If there is a sexism/racism problem, I don't understand how more sexism/racism would solve it. I don't understand how there can be a righteous and endorsed flavor of sexism/racism.

If he had acted with more tact, he could have avoided the outcry. His presentation was not at the right time nor place. Then going public (although he's not the only one at fault here) made things worst. You cannot do science in the public sphere. It speaks for itself that he was quickly embraced by anti-intellectual political factions.
This is an example of where a topics based news aggregation and discussion would be better rather than article based aggregation and discussion. Instead of getting one side's story (one article), how great would it be if we had a "CERN gender topic" and a list of articles about that topic that encompasses all sides ( and possibly different regions ). Beyond one side or the another, wouldn't it be interesting to see what indians, chinese, south americans, africans, etc think of it too? I'm sure this topic is a lot more nuanced and complex than either side lets on and I feel these issues lend themselves to topic based aggregation and discussion. Just an opinion.

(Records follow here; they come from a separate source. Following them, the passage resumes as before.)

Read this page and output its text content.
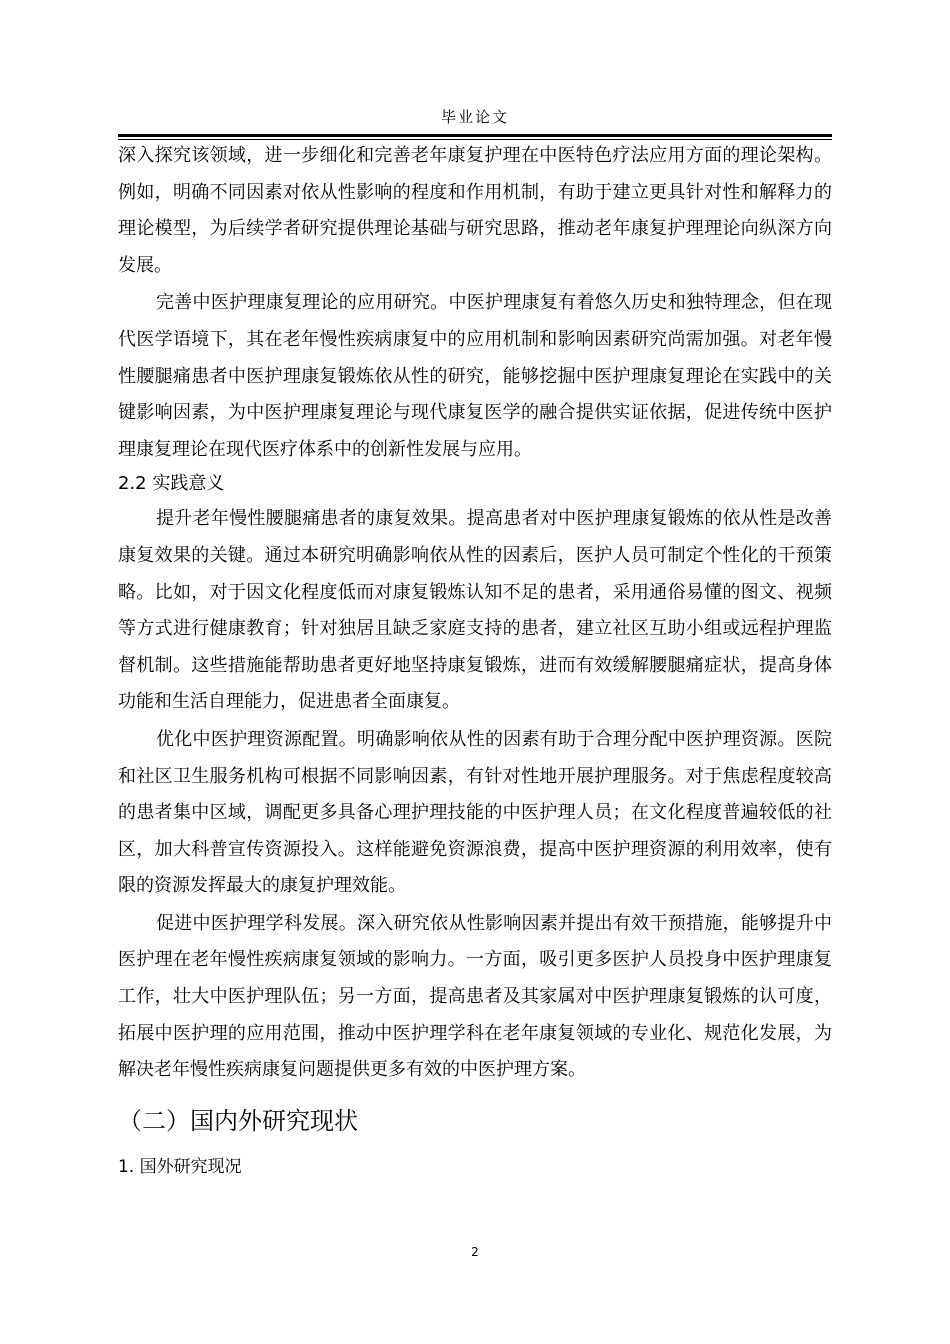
毕业论文

深入探究该领域，进一步细化和完善老年康复护理在中医特色疗法应用方面的理论架构。例如，明确不同因素对依从性影响的程度和作用机制，有助于建立更具针对性和解释力的理论模型，为后续学者研究提供理论基础与研究思路，推动老年康复护理理论向纵深方向发展。

完善中医护理康复理论的应用研究。中医护理康复有着悠久历史和独特理念，但在现代医学语境下，其在老年慢性疾病康复中的应用机制和影响因素研究尚需加强。对老年慢性腰腿痛患者中医护理康复锻炼依从性的研究，能够挖掘中医护理康复理论在实践中的关键影响因素，为中医护理康复理论与现代康复医学的融合提供实证依据，促进传统中医护理康复理论在现代医疗体系中的创新性发展与应用。

2.2 实践意义

提升老年慢性腰腿痛患者的康复效果。提高患者对中医护理康复锻炼的依从性是改善康复效果的关键。通过本研究明确影响依从性的因素后，医护人员可制定个性化的干预策略。比如，对于因文化程度低而对康复锻炼认知不足的患者，采用通俗易懂的图文、视频等方式进行健康教育；针对独居且缺乏家庭支持的患者，建立社区互助小组或远程护理监督机制。这些措施能帮助患者更好地坚持康复锻炼，进而有效缓解腰腿痛症状，提高身体功能和生活自理能力，促进患者全面康复。

优化中医护理资源配置。明确影响依从性的因素有助于合理分配中医护理资源。医院和社区卫生服务机构可根据不同影响因素，有针对性地开展护理服务。对于焦虑程度较高的患者集中区域，调配更多具备心理护理技能的中医护理人员；在文化程度普遍较低的社区，加大科普宣传资源投入。这样能避免资源浪费，提高中医护理资源的利用效率，使有限的资源发挥最大的康复护理效能。

促进中医护理学科发展。深入研究依从性影响因素并提出有效干预措施，能够提升中医护理在老年慢性疾病康复领域的影响力。一方面，吸引更多医护人员投身中医护理康复工作，壮大中医护理队伍；另一方面，提高患者及其家属对中医护理康复锻炼的认可度，拓展中医护理的应用范围，推动中医护理学科在老年康复领域的专业化、规范化发展，为解决老年慢性疾病康复问题提供更多有效的中医护理方案。

（二）国内外研究现状
1. 国外研究现况
2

But whatever side you are on, I think the real issue here is the personal and professional attacks this academic got for providing an honest opinion ( backed by stats and sources ). The viciousness displayed by his fellow phycists and CERN as an organization is really disappointing as is their attempt to silence him. One of the basis of academia is the idea of "devil's advocacy". Where you or someone takes the other's side in order to getting a fuller understanding of any topic. How is any discussion possible when the opposing side is silenced?

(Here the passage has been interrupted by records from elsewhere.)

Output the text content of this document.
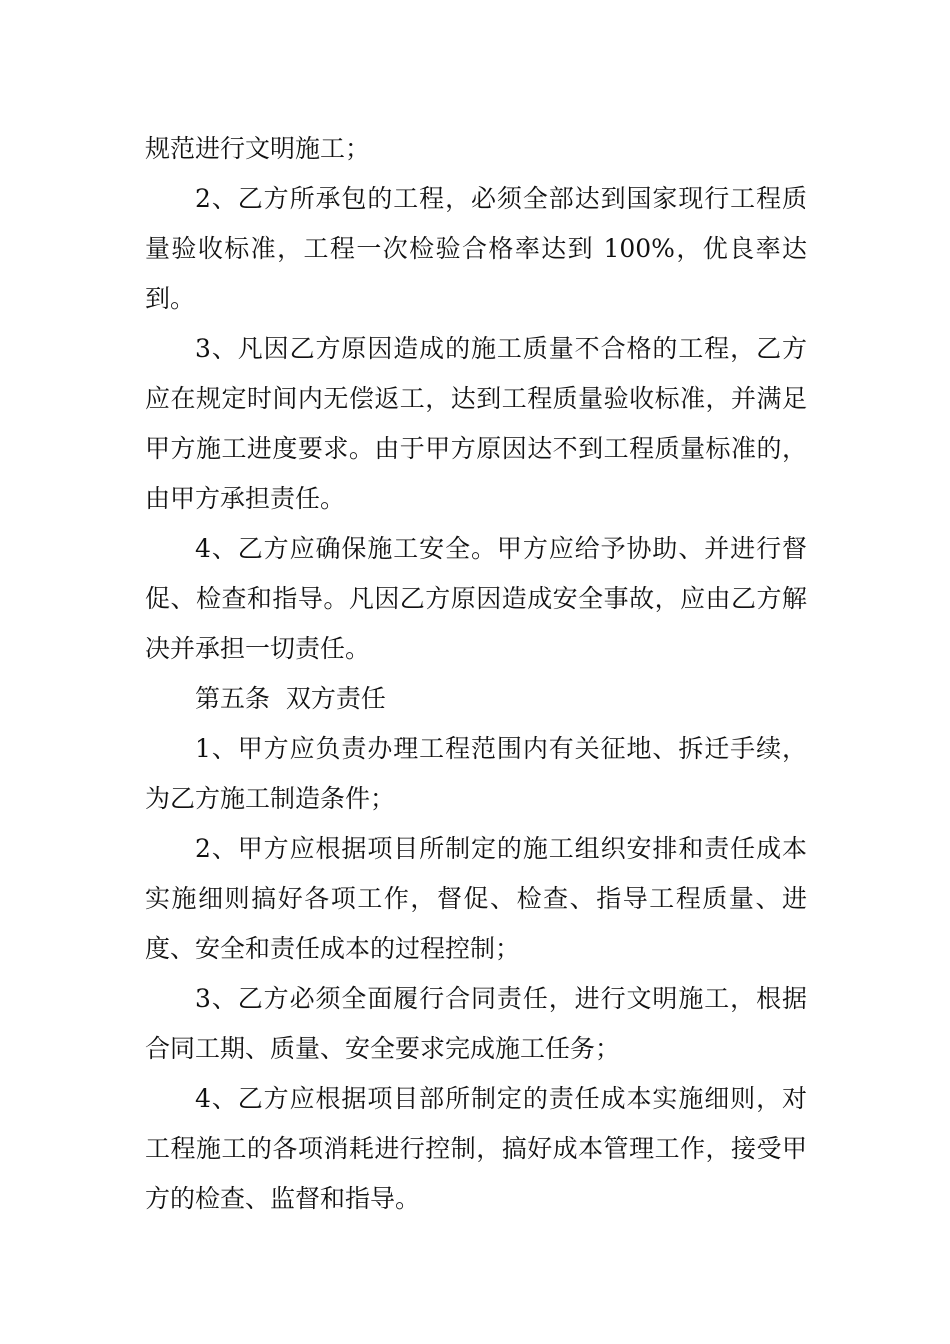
规范进行文明施工；

2、乙方所承包的工程，必须全部达到国家现行工程质量验收标准，工程一次检验合格率达到 100%，优良率达到。

3、凡因乙方原因造成的施工质量不合格的工程，乙方应在规定时间内无偿返工，达到工程质量验收标准，并满足甲方施工进度要求。由于甲方原因达不到工程质量标准的，由甲方承担责任。

4、乙方应确保施工安全。甲方应给予协助、并进行督促、检查和指导。凡因乙方原因造成安全事故，应由乙方解决并承担一切责任。

第五条  双方责任

1、甲方应负责办理工程范围内有关征地、拆迁手续，为乙方施工制造条件；

2、甲方应根据项目所制定的施工组织安排和责任成本实施细则搞好各项工作，督促、检查、指导工程质量、进度、安全和责任成本的过程控制；

3、乙方必须全面履行合同责任，进行文明施工，根据合同工期、质量、安全要求完成施工任务；

4、乙方应根据项目部所制定的责任成本实施细则，对工程施工的各项消耗进行控制，搞好成本管理工作，接受甲方的检查、监督和指导。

Is it just me or did this thread appear on the front page of HN and rising and then just disappear into nowhere?
Yes, I noticed the same thing. I may not entirely agree with what is in the article, but I believe that the author deserves to be heard.
why would he present the results in an academic conference anyway? Those are archaic gatherings with extreme social/political biases and nothing good ever came out of them (i ve been in quite a few). not a very smart academic
I think the single most interesting result from this whole thing is that there is near equal representation of both men and women in the law profession.

I wonder why that is? What was counted as a person in a "Law profession"? Where support staff and secretaries included? If it was just lawyers, what are they doing right to get equal representation that everyone else does wrong?

> If it was just lawyers, what are they doing right to get equal representation that everyone else does wrong?

Phrasing the gender gap in different areas as "wrong" is weird. Do you see people fighting to bring people into law enforcement, construction, etc? Or to bring men into nursing or day care? Let's accept that there are biological differences that affect what men and women are interested in (which says nothing about their intelligence and aptitude), and leave this far left liberal agenda on the side.

It is an interesting question, through I think I suspect the answer has to do with the values that profession provides to the employee. In many studies we see a gender difference in men valuing high pay over other aspects in work place, and women valuing social respect and a feeling of helping more than high pay. The legal profession, and I suspect pro-bono lawyers in particular, provide tends to a value of respect and being helpful, while high profile cases brings in the high pay. It would not surprise me if men and women would give very different answer in surveys on why they entered the legal profession.
Why are women underrepresented in construction, police force, military, etc. Why are men underrepresented in day care, nursing, etc.
This is a glorious example of where the truth is hated simply because it’s inconvenient and utterly fails to support the sociopolitical narrative.

The reaction of the far-leftists to evidence like this is what has pushed me clear out of the left and into centrism. I will never become a conservative (that philosophy has even more patently bankrupt ideas it still desperately clings to), but I cannot consider myself “of the left” anymore. I simply cannot abide those levels of toxicity and religious-like ideology against which any dissent is heresy to be punished and crushed.